Still, the “Lost Generation” has even more they want to forget about than in real history. And one of the places they come to do that forgetting – at least among the rich and glittering – is Crow Island, where magic has seeped into the blood and bones of the place and its people.

Annie has come to Crow Island to pack up the estate of a man she never knew. Her absent father. She’s been warned all her life against magic and has no plans to get caught up in the mystery and glamour of the island. But as that old saying goes, the best laid plans of mice and men (and women) often go astray.

Especially as her best friend, Bea, ran away to Crow Island and married there. Annie feels compelled to find out what happened to the girl she grew up with. And the house that is just down the beach from her rented cottages shines so brightly in the night that she can’t resist exploring, no matter how many times she’s already been warned to stay away from magic in general, and from the residents of Cross House in particular.

Because they practice magic. Also sin, debauchery and perhaps a bit of drug dealing along with the fortune telling. But definitely magic – which is to be avoided at all costs.

But for once in her life as a timid little mouse, Annie doesn’t listen to all those cautioning voices. She finds herself caught in Emmeline Delacroix’ glamorous and glittering web. Only for Emmeline to discover that she has landed a much bigger fish than she expected, and that naïve, innocent Annie has caught her as well.

Or the magic has caught them both.

Escape Rating A-: The lesson of Wild and Wicked Things is to be very, very careful what you wish for, because you might get it at a cost that is not fully revealed until it is much, much too late. Along with a reminder that some gifts most certainly do come at way too high a price.

Initially, the person who got what they wished for was Annie’s friend Bea. But Bea has refused to pay the price for her wish, is refusing to acknowledge that it was her wish in the first place, and seems to be perfectly willing to let Emmeline Delacroix pay the price for it – even if that price is Emmeline’s own life.

Then again, one of the things we learn over the course of the story is that Bea is a user and a bitch to pretty much everyone. As we learn more about Annie and Bea’s shared girlhood, and Bea’s involvement with Emmeline and Cross House, we lose pretty much any sympathy for her and end up wondering why Annie put up with her for so long or why Emmeline didn’t see right through her.
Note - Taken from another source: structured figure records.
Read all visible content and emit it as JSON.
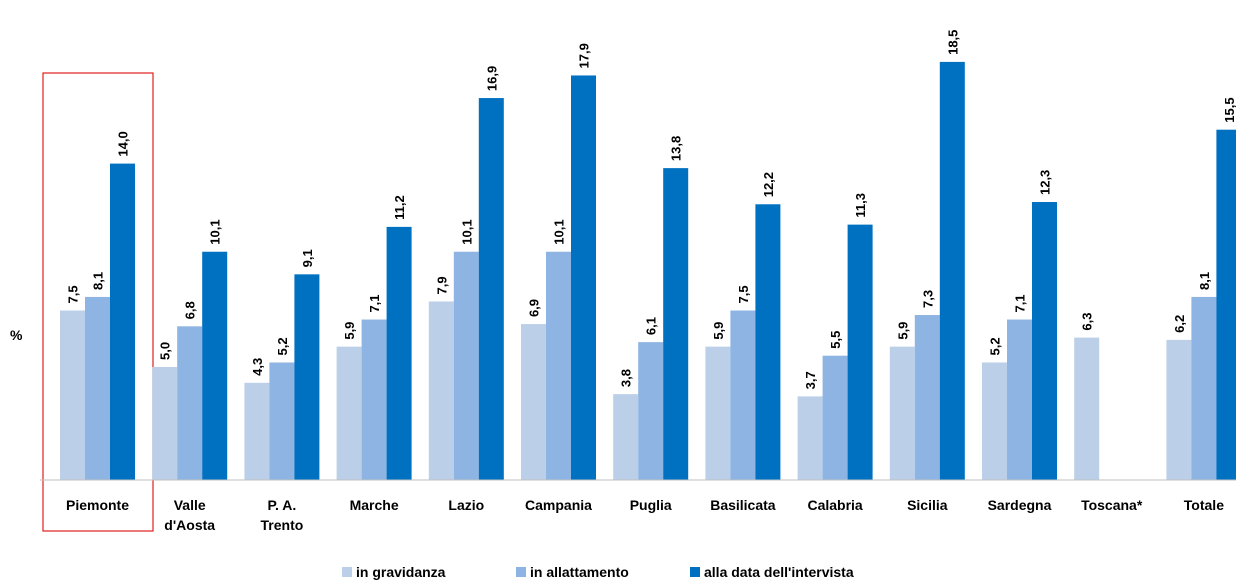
{
  "chart_data": {
    "type": "bar",
    "ylabel": "%",
    "ylim": [
      0,
      20
    ],
    "categories": [
      [
        "Piemonte"
      ],
      [
        "Valle",
        "d'Aosta"
      ],
      [
        "P. A.",
        "Trento"
      ],
      [
        "Marche"
      ],
      [
        "Lazio"
      ],
      [
        "Campania"
      ],
      [
        "Puglia"
      ],
      [
        "Basilicata"
      ],
      [
        "Calabria"
      ],
      [
        "Sicilia"
      ],
      [
        "Sardegna"
      ],
      [
        "Toscana*"
      ],
      [
        "Totale"
      ]
    ],
    "highlighted_category": "Piemonte",
    "legend_position": "bottom",
    "series": [
      {
        "name": "in gravidanza",
        "color": "#bccfe8",
        "values": [
          7.5,
          5.0,
          4.3,
          5.9,
          7.9,
          6.9,
          3.8,
          5.9,
          3.7,
          5.9,
          5.2,
          6.3,
          6.2
        ],
        "labels": [
          "7,5",
          "5,0",
          "4,3",
          "5,9",
          "7,9",
          "6,9",
          "3,8",
          "5,9",
          "3,7",
          "5,9",
          "5,2",
          "6,3",
          "6,2"
        ]
      },
      {
        "name": "in allattamento",
        "color": "#8db4e2",
        "values": [
          8.1,
          6.8,
          5.2,
          7.1,
          10.1,
          10.1,
          6.1,
          7.5,
          5.5,
          7.3,
          7.1,
          null,
          8.1
        ],
        "labels": [
          "8,1",
          "6,8",
          "5,2",
          "7,1",
          "10,1",
          "10,1",
          "6,1",
          "7,5",
          "5,5",
          "7,3",
          "7,1",
          null,
          "8,1"
        ]
      },
      {
        "name": "alla data dell'intervista",
        "color": "#0070c0",
        "values": [
          14.0,
          10.1,
          9.1,
          11.2,
          16.9,
          17.9,
          13.8,
          12.2,
          11.3,
          18.5,
          12.3,
          null,
          15.5
        ],
        "labels": [
          "14,0",
          "10,1",
          "9,1",
          "11,2",
          "16,9",
          "17,9",
          "13,8",
          "12,2",
          "11,3",
          "18,5",
          "12,3",
          null,
          "15,5"
        ]
      }
    ]
  }
}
But Bea is just the catalyst for everything that happens and that she refuses to accept any responsibility for. The story is Annie’s. It’s Annie’s story of feeling the fear and doing it anyway. Of coming into her own and admitting who she really is.

In a way, it’s one of those things that still felt like a mystery at the end. Was Annie a mouse because that was her nature, or was Annie a mouse because so much of her true nature was suppressed? We never do find out, although there are hints.

As Annie gets herself involved in all the things she’s not supposed to be involved in, like magic, witchcraft, murder, raising the dead and falling in love with Emmeline, she breaks out of the straightjacket her life has been contained in. It is, very much on the one hand, the making of her.

And on the other, thinking that raising the dead is a good idea that will solve all the problems they are all already in feels like seriously the wrong way to go about things. As the situation proves.

Considering the period in which this is set, it has a surprisingly gothic feel to it. Cross House has a mind of its own, and it’s a brooding one filled with darkness and secrets. The story also reminds me a lot of Amanda Quick’s Burning Cove series (start with The Girl Who Knew Too Much), with the way that the paranormal has been turned so completely dark.

War is dangerous. Witchcraft is dangerous. Love is dangerous. Mix them together and it’s all too easy to end up with a whole big ball of explosive wrong.

However, following along with Annie as she figures out all of the above may not exactly be “right” (for select definitions thereof) but it is absolutely riveting from beginning to end.